Manuel gli andò vicino e s'inginocchiò di fronte a lui, incontrando i suoi grandi occhi color cioccolato, ora bagnati dalle calde lacrime- Ehi - gli disse - Ma perché piangi? Guardati intorno. C'è Torino di notte che è tutta per noi. E poi... Ci sono io con te. - Gli sorrise e gli porse la mano. Marco lo guardò. In quegli occhi azzurri c'era molta più sincerità di quanta non ne avesse mai vista in vita sua... Quegli occhi color cristallo gli sorridevano, e sembravano dire "Non abbandonarmi, amico mio. Se mi abbandoni, tutto sarà stato vano." Marco allora prese quella mano e Manuel dolcemente lo tirò su. - Andiamo - disse soltanto.

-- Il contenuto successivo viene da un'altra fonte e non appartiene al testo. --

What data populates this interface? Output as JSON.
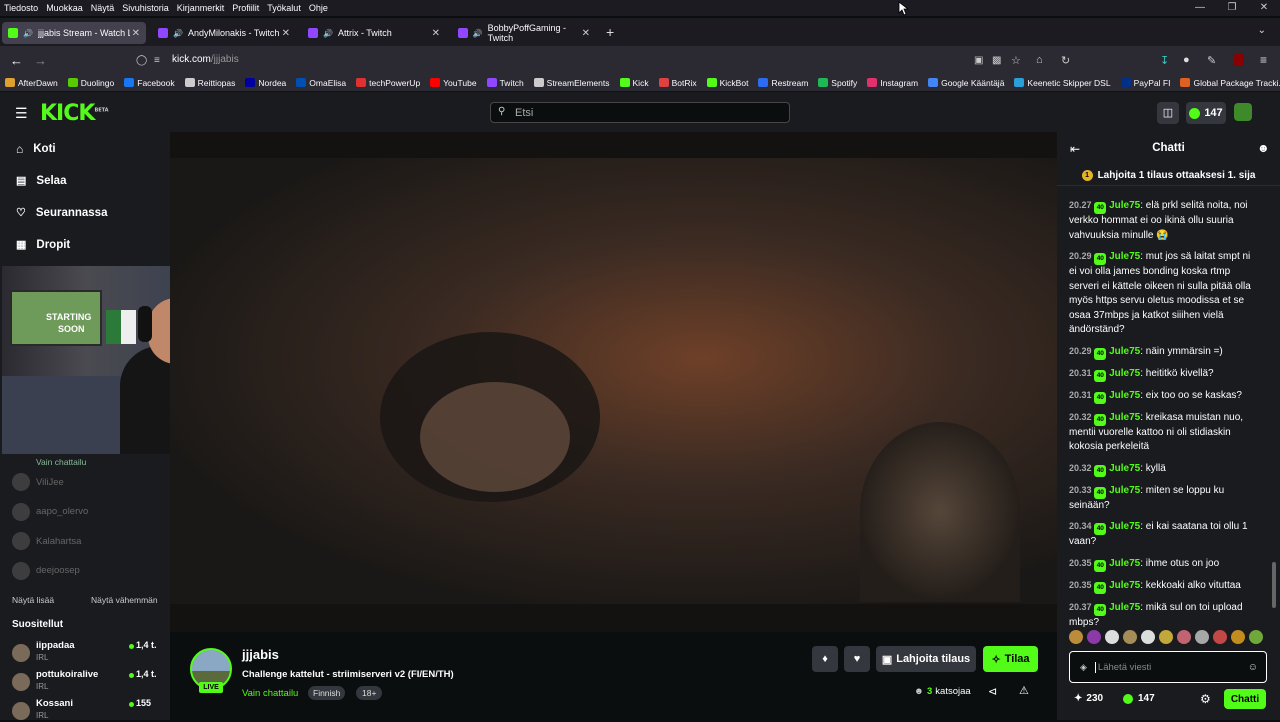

- Ti voglio bene, Manuel. - sussurrò Marco all'orecchio di Manuel, mentre sotto di loro il Po scorreva tranquillo...
- Ti voglio bene anch'io, Marco. - rispose Manuel, stringendolo ancora di più nell'abbraccio.
*****

Marco e Manuel. Un anno d'età di differenza, anni luce differenti per modi di pensare ed agire. Eppure così simili, così saldamente uniti da un legame fraterno che li farà incontrare e sperare di nuovo nella vita. Sostegno l'uno dell'altro contro le delusioni della vita, prime fra tutte quelle d'amore. Una meravigliosa storia di amicizia, che vede protagonisti Marco De Cristina e Manuel Chiaravalle, già presenti nelle fiction di Notrix "Finalmente... Laureati!" e "Troppo bello per essere vero". In questo nuovo romanzo, Notrix ci conduce per mano verso un grande ed inesplorato parco (la città di Torino, che ha dato i natali a Marco e Manuel), dove la falsità e l'opportunismo sono elementi del paesaggio, e dove due ragazzi, così differenti in tutto e per tutto, trovano nell'amicizia una sicurezza contro le avversità della vita.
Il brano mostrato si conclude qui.